Он стоял в пустом коридоре, сжимая в кармане брюк забытую монетку, словно она была единственным якорем в внезапно перевернувшемся мире. Внутри всё кипело. Глупая, детская надежда спорила с привычной, едкой яростью. Ярость шептала, что это всего лишь очередной тактический ход Робина, ловко разыгранная партия, чтобы его обезоружить.
«Не поеду, — решил он для себя. — Это абсурд. Какая-то театральная постановка».
Он сделал несколько шагов прочь, к лестнице, ведущей в его комнату, в безопасное одиночество. Но ноги не слушались. Взгляд снова и снова возвращался к коробке. К той самой, что отец хранил все эти годы. В которой лежало лицо его матери. Его история.

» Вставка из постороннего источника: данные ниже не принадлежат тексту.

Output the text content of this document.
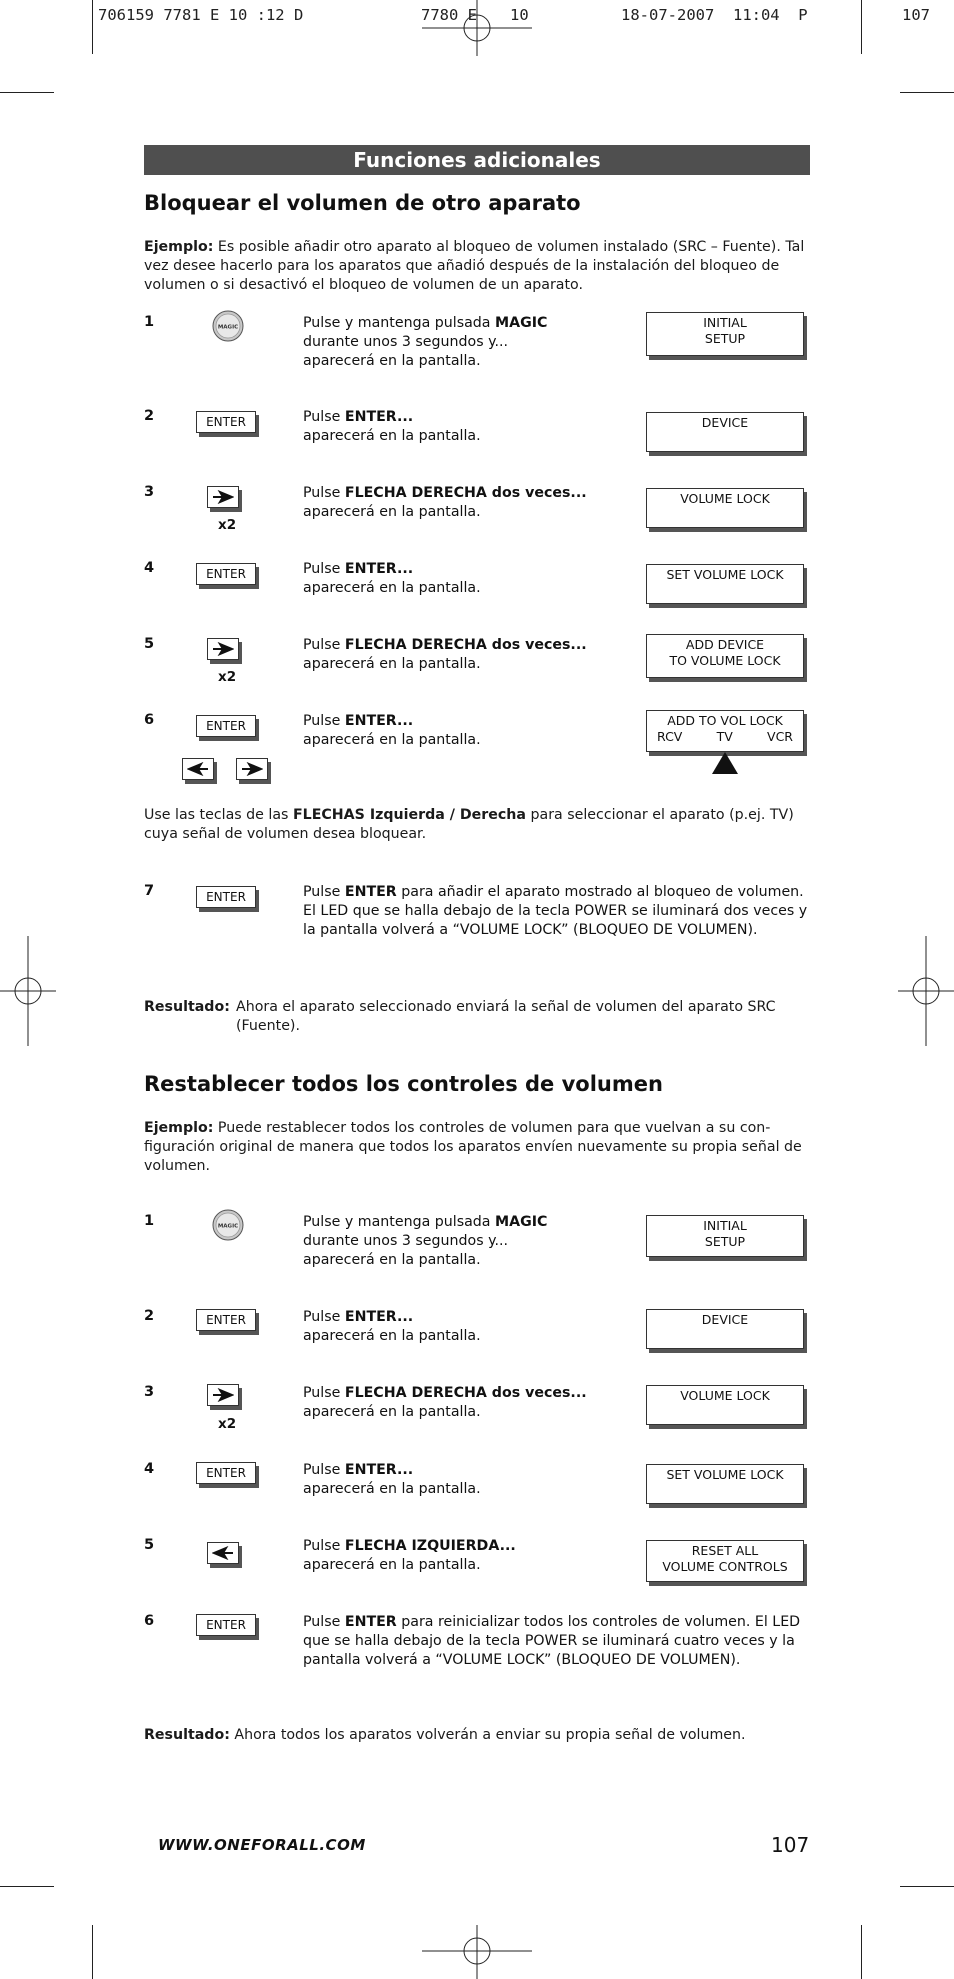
706159 7781 E 10 :12 D	7780 E 10	18-07-2007  11:04  P	107
Funciones adicionales
Bloquear el volumen de otro aparato

Ejemplo: Es posible añadir otro aparato al bloqueo de volumen instalado (SRC – Fuente). Tal vez desee hacerlo para los aparatos que añadió después de la instalación del bloqueo de volumen o si desactivó el bloqueo de volumen de un aparato.

1	MAGIC	Pulse y mantenga pulsada MAGIC
durante unos 3 segundos y...
aparecerá en la pantalla.
INITIAL
SETUP
2	ENTER	Pulse ENTER...
aparecerá en la pantalla.
DEVICE
3
x2
Pulse FLECHA DERECHA dos veces...
aparecerá en la pantalla.
VOLUME LOCK
4	ENTER	Pulse ENTER...
aparecerá en la pantalla.
SET VOLUME LOCK
5
x2
Pulse FLECHA DERECHA dos veces...
aparecerá en la pantalla.
ADD DEVICE
TO VOLUME LOCK
6	ENTER	Pulse ENTER...
aparecerá en la pantalla.
ADD TO VOL LOCK
RCV	TV	VCR

Use las teclas de las FLECHAS Izquierda / Derecha para seleccionar el aparato (p.ej. TV) cuya señal de volumen desea bloquear.

7	ENTER	Pulse ENTER para añadir el aparato mostrado al bloqueo de volumen. El LED que se halla debajo de la tecla POWER se iluminará dos veces y la pantalla volverá a “VOLUME LOCK” (BLOQUEO DE VOLUMEN).
Resultado: Ahora el aparato seleccionado enviará la señal de volumen del aparato SRC (Fuente).
Restablecer todos los controles de volumen

Ejemplo: Puede restablecer todos los controles de volumen para que vuelvan a su con-figuración original de manera que todos los aparatos envíen nuevamente su propia señal de volumen.

1	MAGIC	Pulse y mantenga pulsada MAGIC
durante unos 3 segundos y...
aparecerá en la pantalla.
INITIAL
SETUP
2	ENTER	Pulse ENTER...
aparecerá en la pantalla.
DEVICE
3
x2
Pulse FLECHA DERECHA dos veces...
aparecerá en la pantalla.
VOLUME LOCK
4	ENTER	Pulse ENTER...
aparecerá en la pantalla.
SET VOLUME LOCK
5	Pulse FLECHA IZQUIERDA...
aparecerá en la pantalla.
RESET ALL
VOLUME CONTROLS
6	ENTER	Pulse ENTER para reinicializar todos los controles de volumen. El LED que se halla debajo de la tecla POWER se iluminará cuatro veces y la pantalla volverá a “VOLUME LOCK” (BLOQUEO DE VOLUMEN).

Resultado: Ahora todos los aparatos volverán a enviar su propia señal de volumen.

WWW.ONEFORALL.COM	107
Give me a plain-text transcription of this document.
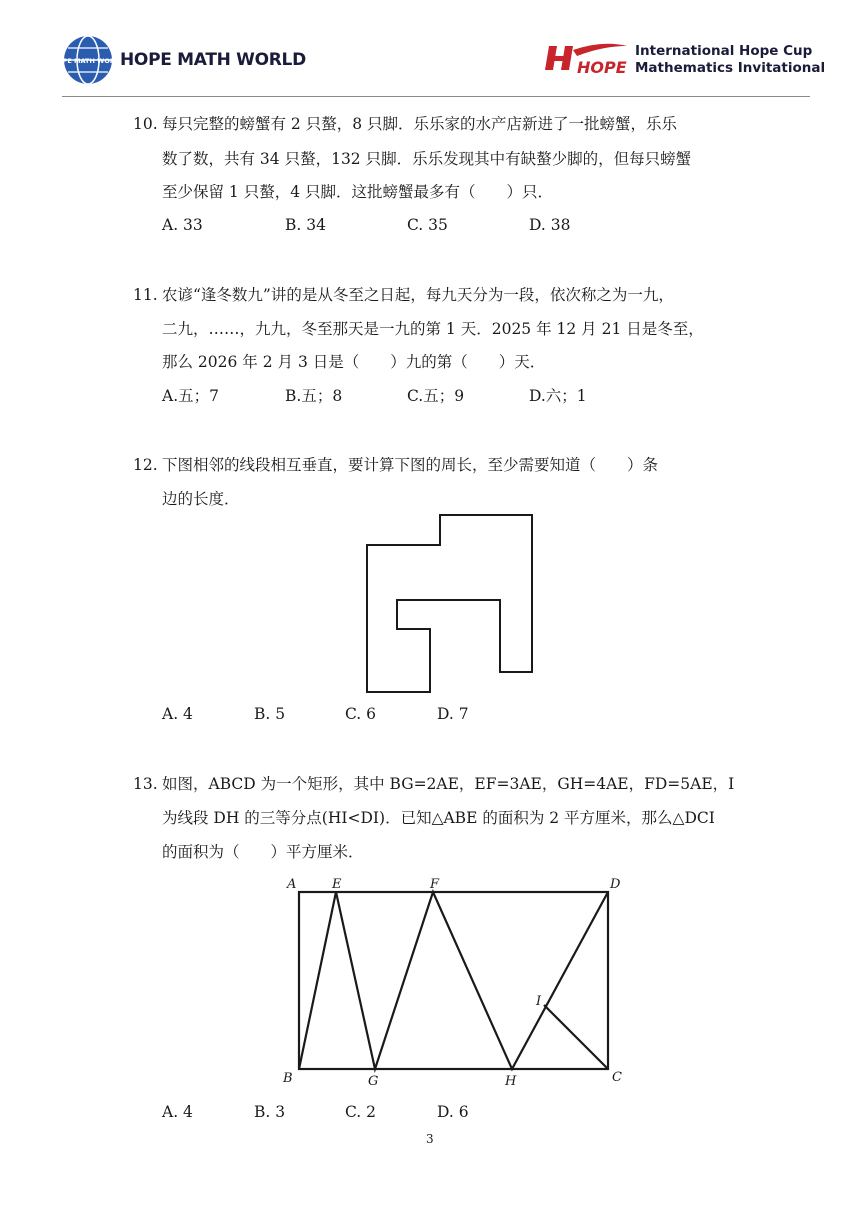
HOPE MATH WORLD
HOPE MATH WORLD	HOPE
International Hope Cup
Mathematics Invitational
10. 每只完整的螃蟹有 2 只螯，8 只脚．乐乐家的水产店新进了一批螃蟹，乐乐
数了数，共有 34 只螯，132 只脚．乐乐发现其中有缺螯少脚的，但每只螃蟹
至少保留 1 只螯，4 只脚．这批螃蟹最多有（　　）只．
A. 33	B. 34	C. 35	D. 38
11. 农谚“逢冬数九”讲的是从冬至之日起，每九天分为一段，依次称之为一九，
二九，……，九九，冬至那天是一九的第 1 天．2025 年 12 月 21 日是冬至，
那么 2026 年 2 月 3 日是（　　）九的第（　　）天．
A.五；7	B.五；8	C.五；9	D.六；1
12. 下图相邻的线段相互垂直，要计算下图的周长，至少需要知道（　　）条
边的长度．
A. 4	B. 5	C. 6	D. 7
13. 如图，ABCD 为一个矩形，其中 BG=2AE，EF=3AE，GH=4AE，FD=5AE，I
为线段 DH 的三等分点(HI<DI)．已知△ABE 的面积为 2 平方厘米，那么△DCI
的面积为（　　）平方厘米．
A	E	F	D
I
B	G	H	C
A. 4	B. 3	C. 2	D. 6
3
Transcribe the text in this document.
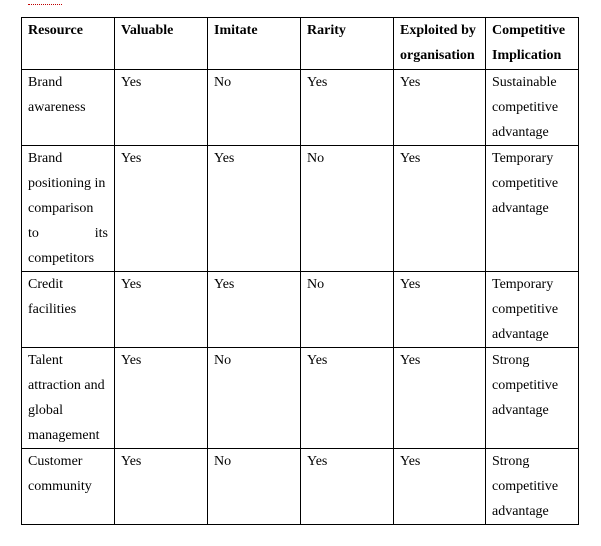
Resource	Valuable	Imitate	Rarity	Exploited by organisation	Competitive Implication
Brand awareness	Yes	No	Yes	Yes	Sustainable competitive advantage

Brand positioning in comparison
to its
competitors	Yes	Yes	No	Yes	Temporary competitive advantage
Credit facilities	Yes	Yes	No	Yes	Temporary competitive advantage
Talent attraction and global management	Yes	No	Yes	Yes	Strong competitive advantage
Customer community	Yes	No	Yes	Yes	Strong competitive advantage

Мысль о том, чтобы отказаться сейчас, показалась ему внезапно самой трусливой в его жизни. Он ненавидел отца за его загадки, но когда тому наконец-то потребовалась смелость, чтобы их приоткрыть, Чарльз собирался убежать? Нет. Это было бы поражением.
Сжав зубы, он резко развернулся и твёрдыми шагами направился к выходу. Он шёл, не глядя по сторонам, боясь, что любая пауза заставит его передумать.
Распахнув тяжелую входную дверь, он увидел машину. Робин сидел за рулём, смотря прямо перед собой, его лицо в профиль было невозмутимым. Чарльз потянул за ручку задней двери, но затем передумал. Он не собирался сидеть сзади, как ребёнок. Резко щёлкнув замком, он опустился на пассажирское сиденье.
— Поехали, отец, — его голос прозвучал резко, выдавая внутреннее напряжение. — Посмотрим, куда заведёт нас эта авантюра.
Он не смотрел на Робина, уставившись в окно, но чувствовал, как тот, после секундной паузы, переключил передачу и тронулся с места. Машина плавно покатила вперёд, увозя их обоих от привычной вражды к неизвестности.
Они остановились у ничем не примечательного дома. Молча, синхронно, они вышли и поднялись по лестнице до нужной двери. Робин позвонил. Сердце Чарльза бешено колотилось.
Дверь открыла она. Женщина с фотографии, но повзрослевшая, с ещё большей усталостью в его же глазах. Взгляд её скользнул по Робину со знакомой ему снисходительной усмешкой и утонул в лице Чарльза. В воздухе повисло тяжёлое, оглушительное молчание.
— Ну, — наконец произнесла она, отступая вглубь прихожей. — Заходите, что ли.
В гостиной царил тот же напряжённый, неловкий покой. Они сидели за чаем, который никто не пил. Робин и Агнесс говорили о пустом: о погоде, о виде из окна, о нейтральных городских новостях. Слова звенели фальшью, падали на пол и разбивались, как хрупкие фарфоровые чашки. Робин пытался шутить, но его остроты повисали в воздухе, никем не подхваченные. Чарльз молчал, впитывая каждую деталь, каждый жест женщины, которая была ему чужим человеком, но частью которой он всегда являлся.
И когда пар над чаем побледнел, а темы для светской беседы окончательно иссякли, Чарльз поднял на неё взгляд. В его глазах не было ни злости, ни подросткового вызова, которые он так часто обращал на отца. Только усталая, всепоглощающая потребность понять.
— Почему? — спросил он тихо, и этот вопрос был обращен уже не к Робину, а к ней. Один-единственный вопрос, вобравший в себя все годы молчания, все обиды и всю недосказанность. — Почему ты никогда не искала меня?